'A sanza is always yellow', is the first thing I am likely to hear when I mention yellow sanza. Yes, yes, I know that 'sanza' is yellow because it has turmeric in it, but why I started calling it so as a kid has to do with the degree of bright yellowness of the sanza that one of my Maushis made, as opposed to the one my mother made.
Before I go ahead, let me introduce Maushi M, my mother's older sister, famous for her 'aagraha'. Yup, the same force-feeding-with-love that I mentioned once before. People were known to make all kinds of excuses when they visited her - "I just had lunch", "I am on my way to dinner", and so on, but nothing worked. Her mission seemed incomplete until people left her home groaning under the amount of food she brought out.
I had many reasons to visit or stay over at her house, because her daughters were my friends and their house was minutes away from ours. So there were numerous occasions when I fell under her 'aagraha', and I have tried all ways to finagle my way out of it, with no success. She is a great cook of everyday food, but one of the things I have eaten umpteen times at her house is sanza, and she makes the best one I have ever eaten. Never lumpy or sticky, and always delicious. It was something she would make in minutes, practically in the same time that tea was prepared on the next stove, or a 'limbu sarbat' (lemonade) was stirred up if it was a hot afternoon.
After I left home and started cooking, I asked my mother to get me her recipe, with no secrets withheld. One of those secrets was that she always kept a jar of roasted rawa ready, so that she could conjure up the sanza anytime. I still have the original copy of the recipe, even though I do not need it anymore because I know it so well by now, and have always meant to convert it to standard measurements and translate it, but never got around to doing that. Here it is.
1 cup of coarse rawa (semolina or farina)
1 small yellow onion
2-3 Tablespoons oil
3-4 Tablespoons of peanuts (or as much as you like)
1/4 teaspoon mustard seeds
pinch of hing (asafoetida)
1/4 teaspoon turmeric (or a little more if the turmeric is pale)
8-10 curry leaves
1-1/2 teaspoons salt (or to taste)
1 teaspoon chili powder
1 teaspoon sugar
some chopped cilantro, grated coconut, and wedges of lemon or lime for serving
Pour the rawa into a deep skillet, and roast on medium high heat until it gets evenly golden brown in color and keep it aside to cool. This roughly takes 5-10 minutes.
Dice the onion. Heat the oil in a kadhai or wok. When it gets hot, fry the peanuts in it, and remove them with a slotted spoon to a small bowl.
Let the temperature of the oil come down a little, and then add the mustard seeds (they will pop right away since the oil is hot), hing, turmeric, curry leaves and onion. Saute it for a few minutes until the onion softens, and add 2 cups of water.

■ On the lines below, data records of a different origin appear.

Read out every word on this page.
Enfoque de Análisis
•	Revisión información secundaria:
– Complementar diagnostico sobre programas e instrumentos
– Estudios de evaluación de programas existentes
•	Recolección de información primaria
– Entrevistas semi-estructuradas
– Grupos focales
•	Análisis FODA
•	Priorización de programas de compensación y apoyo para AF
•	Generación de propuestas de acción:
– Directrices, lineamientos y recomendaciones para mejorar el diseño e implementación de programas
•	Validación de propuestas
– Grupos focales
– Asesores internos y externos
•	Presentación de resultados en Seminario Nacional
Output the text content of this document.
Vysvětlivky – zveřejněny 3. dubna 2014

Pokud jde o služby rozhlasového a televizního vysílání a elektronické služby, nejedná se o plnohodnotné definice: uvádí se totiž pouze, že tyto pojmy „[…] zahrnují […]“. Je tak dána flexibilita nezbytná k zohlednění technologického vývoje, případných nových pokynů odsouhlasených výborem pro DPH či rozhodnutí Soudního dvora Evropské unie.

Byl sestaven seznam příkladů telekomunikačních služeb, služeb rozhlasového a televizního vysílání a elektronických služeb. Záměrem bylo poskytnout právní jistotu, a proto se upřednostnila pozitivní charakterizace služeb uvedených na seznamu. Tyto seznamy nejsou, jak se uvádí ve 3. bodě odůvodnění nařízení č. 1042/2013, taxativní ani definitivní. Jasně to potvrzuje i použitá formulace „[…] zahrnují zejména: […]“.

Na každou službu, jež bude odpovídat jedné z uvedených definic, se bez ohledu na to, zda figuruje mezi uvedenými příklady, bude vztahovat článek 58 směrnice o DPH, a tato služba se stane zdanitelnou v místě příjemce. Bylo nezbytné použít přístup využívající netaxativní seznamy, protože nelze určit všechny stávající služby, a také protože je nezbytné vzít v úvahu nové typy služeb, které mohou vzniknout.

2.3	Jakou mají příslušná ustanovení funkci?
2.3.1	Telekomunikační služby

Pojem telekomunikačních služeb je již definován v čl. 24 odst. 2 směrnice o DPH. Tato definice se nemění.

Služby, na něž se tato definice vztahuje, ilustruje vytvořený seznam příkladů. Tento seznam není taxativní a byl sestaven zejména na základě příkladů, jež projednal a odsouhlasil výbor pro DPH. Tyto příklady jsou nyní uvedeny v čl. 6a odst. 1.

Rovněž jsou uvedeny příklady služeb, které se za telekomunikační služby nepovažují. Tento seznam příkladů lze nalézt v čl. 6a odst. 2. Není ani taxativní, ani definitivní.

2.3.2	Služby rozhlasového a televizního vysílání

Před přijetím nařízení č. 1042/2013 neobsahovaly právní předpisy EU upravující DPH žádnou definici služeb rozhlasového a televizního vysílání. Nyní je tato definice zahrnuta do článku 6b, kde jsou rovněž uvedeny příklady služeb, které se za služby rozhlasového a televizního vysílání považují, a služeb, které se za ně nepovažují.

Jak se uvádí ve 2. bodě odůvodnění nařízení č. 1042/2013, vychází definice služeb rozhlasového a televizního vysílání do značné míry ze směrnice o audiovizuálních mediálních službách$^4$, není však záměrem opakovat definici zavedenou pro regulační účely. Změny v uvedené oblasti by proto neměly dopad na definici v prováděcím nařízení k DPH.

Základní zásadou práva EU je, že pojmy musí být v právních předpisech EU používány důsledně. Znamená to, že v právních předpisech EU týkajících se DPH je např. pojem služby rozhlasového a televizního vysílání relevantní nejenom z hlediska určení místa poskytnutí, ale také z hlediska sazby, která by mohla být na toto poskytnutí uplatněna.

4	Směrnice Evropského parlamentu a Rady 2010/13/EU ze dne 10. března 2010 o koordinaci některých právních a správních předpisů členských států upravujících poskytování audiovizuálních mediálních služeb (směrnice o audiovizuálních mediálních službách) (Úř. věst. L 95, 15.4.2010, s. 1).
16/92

When the water comes to a boil, add the salt and chili powder. Start adding in the roasted rawa in a steady stream with one hand, while stirring it together with the other. Reduce the heat, add sugar and fried peanuts and stir through completely until the rawa has absorbed all the water. [At this point, the original recipe says to take a teaspoon of oil and drizzle it around the edge of the pan, but I don't do that.] Serve it right away, with a little bit of cilantro and coconut on top and a wedge of lemon or lime on the side.
Is it like Upma?
In terms of technique, it is very similar to its famous sibling 'upma', and is usually eaten for breakfast, or at tea time in Maharashtra, but I'll keep the spotlight on the lesser known one in this post. The seasoning is different, and naturally, so is the taste. It is also not as moist as upma, in fact in a good sanza the grains of rawa can be well separated, though they don't have to be. I have also rarely encountered any vegetables other than an occasional potato in a sanza, unlike upma which ranges from plain to additions of vegetables and cashews.
Adaptation with Quinoa
If you have read my posts until now, you know I cannot resist twists on ingredients and techniques. I had always wanted to try Quinoa for a long time, for its high nutrition value and protein content, but only when I read about how to cook Quinoa on the-cooker's blog, I knew that I could try giving it the sanza treatment. It worked out very well. 'The Cooker', thank you for those pictures and information!
I used the above sanza recipe as it is, but there was no need to roast the grains beforehand. After the water started boiling and spices were added, I stirred in the quinoa, turned down the heat and cooked everything for roughly 10-15 minutes, and added the sugar and peanuts at the end. By then, the grains absorbed all the water, and the germ ring was visible too!
At this point, it is actually hard to decide which one I like better. The original will always remain a favorite, no doubt, but the quinoa version will not be left behind either, especially when a good protein boost is needed.